3. Fonctionnalités complètes de portefeuille AA. Le module portefeuille de Particle respecte pleinement les exigences de base de ERC-4337, y compris Bundler, EntryPoint, Paymaster et Smart Wallet Account, satisfaisant ainsi de manière exhaustive les besoins fonctionnels des dApp ou des utilisateurs en matière de portefeuille intelligent.

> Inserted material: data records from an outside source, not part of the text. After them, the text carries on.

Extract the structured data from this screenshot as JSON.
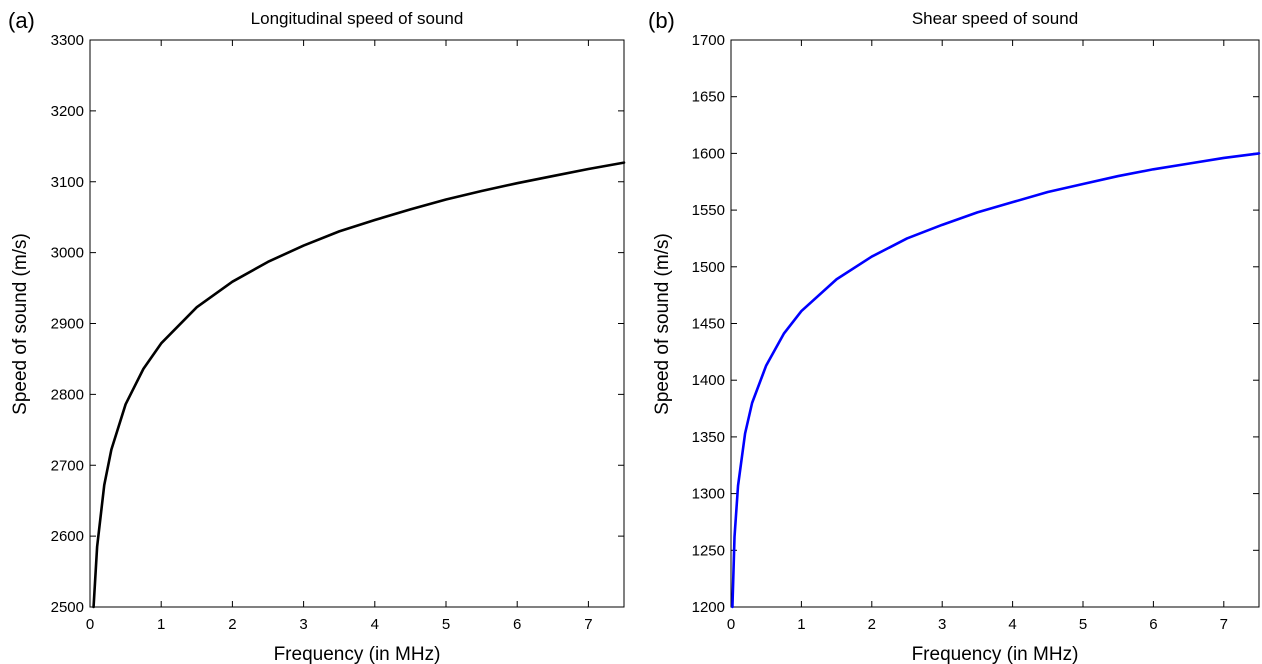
{
  "chart_data": [
    {
      "panel_label": "(a)",
      "type": "line",
      "title": "Longitudinal speed of sound",
      "xlabel": "Frequency (in MHz)",
      "ylabel": "Speed of sound (m/s)",
      "xlim": [
        0,
        7.5
      ],
      "ylim": [
        2500,
        3300
      ],
      "xticks": [
        0,
        1,
        2,
        3,
        4,
        5,
        6,
        7
      ],
      "yticks": [
        2500,
        2600,
        2700,
        2800,
        2900,
        3000,
        3100,
        3200,
        3300
      ],
      "grid": false,
      "series": [
        {
          "color": "#000000",
          "x": [
            0.05,
            0.1,
            0.2,
            0.3,
            0.5,
            0.75,
            1.0,
            1.5,
            2.0,
            2.5,
            3.0,
            3.5,
            4.0,
            4.5,
            5.0,
            5.5,
            6.0,
            6.5,
            7.0,
            7.5
          ],
          "y": [
            2500,
            2585,
            2672,
            2722,
            2786,
            2836,
            2872,
            2923,
            2959,
            2987,
            3010,
            3030,
            3046,
            3061,
            3075,
            3087,
            3098,
            3108,
            3118,
            3127
          ]
        }
      ]
    },
    {
      "panel_label": "(b)",
      "type": "line",
      "title": "Shear speed of sound",
      "xlabel": "Frequency (in MHz)",
      "ylabel": "Speed of sound (m/s)",
      "xlim": [
        0,
        7.5
      ],
      "ylim": [
        1200,
        1700
      ],
      "xticks": [
        0,
        1,
        2,
        3,
        4,
        5,
        6,
        7
      ],
      "yticks": [
        1200,
        1250,
        1300,
        1350,
        1400,
        1450,
        1500,
        1550,
        1600,
        1650,
        1700
      ],
      "grid": false,
      "series": [
        {
          "color": "#0000ff",
          "x": [
            0.02,
            0.05,
            0.1,
            0.2,
            0.3,
            0.5,
            0.75,
            1.0,
            1.5,
            2.0,
            2.5,
            3.0,
            3.5,
            4.0,
            4.5,
            5.0,
            5.5,
            6.0,
            6.5,
            7.0,
            7.5
          ],
          "y": [
            1200,
            1262,
            1307,
            1353,
            1380,
            1413,
            1441,
            1461,
            1489,
            1509,
            1525,
            1537,
            1548,
            1557,
            1566,
            1573,
            1580,
            1586,
            1591,
            1596,
            1600
          ]
        }
      ]
    }
  ]
}
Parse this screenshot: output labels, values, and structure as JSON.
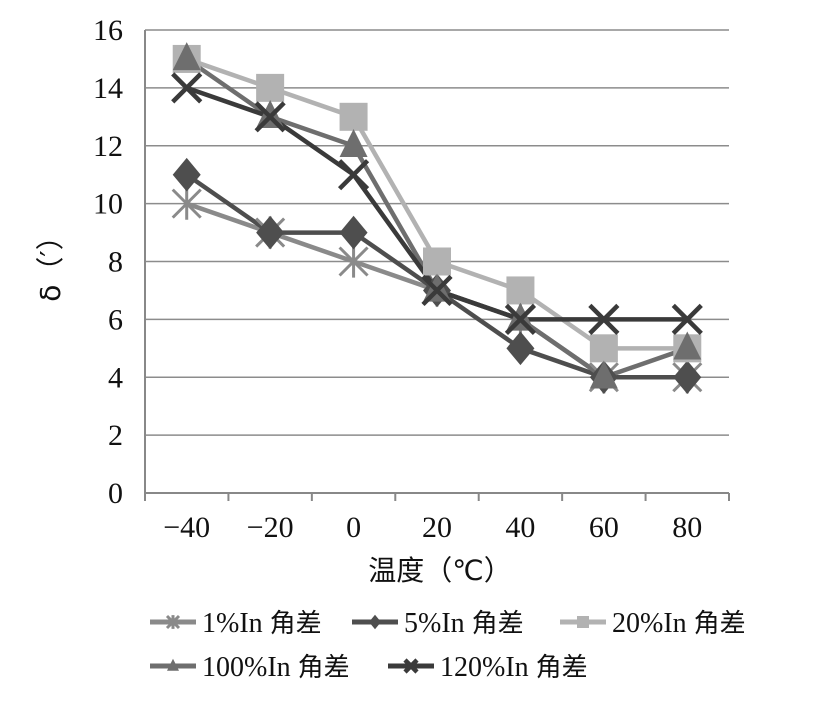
{
  "chart_data": {
    "type": "line",
    "title": "",
    "xlabel": "温度（℃）",
    "ylabel": "δ（′）",
    "x": [
      -40,
      -20,
      0,
      20,
      40,
      60,
      80
    ],
    "ylim": [
      0,
      16
    ],
    "yticks": [
      0,
      2,
      4,
      6,
      8,
      10,
      12,
      14,
      16
    ],
    "grid": true,
    "legend_position": "bottom",
    "series": [
      {
        "name": "1%In 角差",
        "values": [
          10,
          9,
          8,
          7,
          6,
          4,
          4
        ],
        "color": "#8a8a8a",
        "marker": "asterisk"
      },
      {
        "name": "5%In 角差",
        "values": [
          11,
          9,
          9,
          7,
          5,
          4,
          4
        ],
        "color": "#4e4e4e",
        "marker": "diamond"
      },
      {
        "name": "20%In 角差",
        "values": [
          15,
          14,
          13,
          8,
          7,
          5,
          5
        ],
        "color": "#b2b2b2",
        "marker": "square"
      },
      {
        "name": "100%In 角差",
        "values": [
          15,
          13,
          12,
          7,
          6,
          4,
          5
        ],
        "color": "#6e6e6e",
        "marker": "triangle"
      },
      {
        "name": "120%In 角差",
        "values": [
          14,
          13,
          11,
          7,
          6,
          6,
          6
        ],
        "color": "#3a3a3a",
        "marker": "x"
      }
    ]
  }
}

Connexion privée sur chaîne via compte Web2
La solution de connexion privée de Particle utilise le JWT (Json Web Token), permettant une authentification d’identité Web2 directement dans le contrat, ainsi que l’opération du portefeuille.
Le JWT est un jeton d’authentification largement utilisé sur Internet traditionnel, émis par un serveur vers un client. À chaque interaction avec le serveur, le client utilise ce jeton pour s’authentifier.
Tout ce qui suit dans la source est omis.